En medio del bullicio habitual de las calles de Mallorca, los taxistas han decidido no quedarse callados. Con un sentimiento palpable de preocupación, han hecho un llamado a las autoridades para que se niegue la concesión de 10.000 nuevas licencias VTC. «Esto sería una hecatombe», afirman con firmeza. ¿Y quién puede culparles? En un momento en el que el sector ya está sufriendo, permitir tal cantidad de licencias podría poner en jaque su existencia.
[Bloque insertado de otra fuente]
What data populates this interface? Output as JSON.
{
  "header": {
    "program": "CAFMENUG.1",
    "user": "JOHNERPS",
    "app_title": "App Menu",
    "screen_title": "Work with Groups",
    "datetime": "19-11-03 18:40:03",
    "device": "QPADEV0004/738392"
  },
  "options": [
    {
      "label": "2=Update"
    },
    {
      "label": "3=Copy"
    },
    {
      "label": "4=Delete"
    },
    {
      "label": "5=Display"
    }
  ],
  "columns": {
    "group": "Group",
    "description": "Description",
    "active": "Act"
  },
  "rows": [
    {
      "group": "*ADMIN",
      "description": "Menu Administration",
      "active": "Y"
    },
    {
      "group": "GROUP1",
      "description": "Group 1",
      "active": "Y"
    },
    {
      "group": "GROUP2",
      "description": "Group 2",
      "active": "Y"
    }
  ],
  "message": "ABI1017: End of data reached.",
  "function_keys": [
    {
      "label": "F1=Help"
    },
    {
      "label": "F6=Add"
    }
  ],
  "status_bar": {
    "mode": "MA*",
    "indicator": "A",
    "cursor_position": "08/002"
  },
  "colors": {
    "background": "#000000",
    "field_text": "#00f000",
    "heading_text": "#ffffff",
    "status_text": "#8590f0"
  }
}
Una batalla por la supervivencia
La realidad es clara: los precios se están disparando y la competencia desleal amenaza con tirar a la basura años de esfuerzo y dedicación. Los taxistas sienten que sus voces deben ser escuchadas, y no sin razón. “Estamos luchando por nuestro trabajo, por nuestras familias”, dice uno de ellos mientras observa cómo cada día más coches VTC invaden las calles.
El clamor es fuerte; muchos residentes temen que esta situación derive en un monocultivo turístico donde todo lo local se pierda ante el empuje imparable del negocio fácil.
A medida que avanza este debate, queda claro que este no es solo un asunto económico, sino una cuestión de identidad para los balearicos. La lucha sigue y nos recuerda que cuando se trata del futuro, todos tenemos algo que decir.